At the moment, Main Street is closed from Cahill’s downwards, and from now until August 25, the following road closures have been announced: Main Street, Market Street, Strand Street, Broad Street and Queen’s Street.
Diversions are in place via the following roads: Church Road, Little Market Street, Priest’s Road, Old Waterford Road, Pond Road, Upper Branch Road, Lower Branch Road, Turkey Road and Gallwey’s Hill.
The uncertainty behind works continuing during the lockdowns saw a temporary halt to roadworks. All six local county councillors applied pressure at the January Metropolitan meeting to have these works recommenced, which they did shortly after.
Last week, local Fine Gael Councillor, Lola O’Sullivan welcomed the recommencement of the works but repeated the concerns which she expressed at January’s Metropolitan District meeting that access for emergency services is restricted.
“There are many residents on Main Street,” she said, “who have a genuine concern about access to their homes to get deliveries and in the event of needing emergency services.

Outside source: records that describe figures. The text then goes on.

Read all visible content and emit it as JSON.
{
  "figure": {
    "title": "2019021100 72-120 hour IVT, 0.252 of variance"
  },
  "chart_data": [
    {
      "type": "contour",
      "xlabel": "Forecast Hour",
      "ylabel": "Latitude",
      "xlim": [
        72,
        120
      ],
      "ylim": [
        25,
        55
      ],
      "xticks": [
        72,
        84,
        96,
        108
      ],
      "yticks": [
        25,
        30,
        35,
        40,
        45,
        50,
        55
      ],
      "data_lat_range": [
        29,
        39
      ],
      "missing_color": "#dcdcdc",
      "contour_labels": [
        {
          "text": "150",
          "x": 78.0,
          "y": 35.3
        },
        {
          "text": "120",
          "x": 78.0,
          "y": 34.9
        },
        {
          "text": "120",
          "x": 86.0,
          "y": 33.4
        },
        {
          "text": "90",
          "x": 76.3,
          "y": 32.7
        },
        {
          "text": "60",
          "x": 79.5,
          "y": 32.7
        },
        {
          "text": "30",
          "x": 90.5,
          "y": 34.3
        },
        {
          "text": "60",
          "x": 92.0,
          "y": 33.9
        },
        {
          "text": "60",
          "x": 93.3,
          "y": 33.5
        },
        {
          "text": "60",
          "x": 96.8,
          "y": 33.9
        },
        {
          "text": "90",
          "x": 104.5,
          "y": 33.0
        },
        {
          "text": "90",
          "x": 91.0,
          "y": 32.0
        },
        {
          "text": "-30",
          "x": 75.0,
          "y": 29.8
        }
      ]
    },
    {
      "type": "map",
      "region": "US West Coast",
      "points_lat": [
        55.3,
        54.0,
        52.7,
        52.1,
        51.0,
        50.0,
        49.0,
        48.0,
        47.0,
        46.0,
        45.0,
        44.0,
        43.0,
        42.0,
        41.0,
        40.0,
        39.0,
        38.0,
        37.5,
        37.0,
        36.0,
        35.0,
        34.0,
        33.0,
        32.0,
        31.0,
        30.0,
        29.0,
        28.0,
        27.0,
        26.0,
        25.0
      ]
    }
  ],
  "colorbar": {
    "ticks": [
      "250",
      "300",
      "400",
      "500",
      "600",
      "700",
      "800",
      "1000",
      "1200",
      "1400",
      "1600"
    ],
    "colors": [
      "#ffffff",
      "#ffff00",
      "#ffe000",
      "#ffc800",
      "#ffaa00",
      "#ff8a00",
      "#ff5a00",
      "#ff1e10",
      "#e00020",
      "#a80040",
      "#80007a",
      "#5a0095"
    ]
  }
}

I am requesting that the Council and the developer engage with the residents. I also want to raise the concerns of the businesses on Main Street who are working in extremely difficult circumstances.”
The Public Realm works were started last summer with the eventual aim of improving Tramore town centre with a new traffic management system, upgrading of the streetscape and Main Street services, and a new public carpark adjacent to the library.
Works were due to continue until the end of the summer last year, but a pause was announced for the summer period, with the junction at the end of Gallwey’s Hill reopening on Friday, July 3, to facilitate summer trade.
Lower Main Street will be reimagined as a focal point for the town centre, incorporating wider footpaths, prioritised pedestrian access, external seating and stone paving designed to mimic the seaside aspects of sand and wave.
News of the further delays on social media have suggested that the promised land of stone paving and pavillion seating is losing its lustre, particularly if June 30 is pushed out, as many of the other dates have been. In the meantime, two pharmacies, cafés, shops, takeaways, an auctioneer’s and many residents are left to do business in what is effectively an indefinite building site.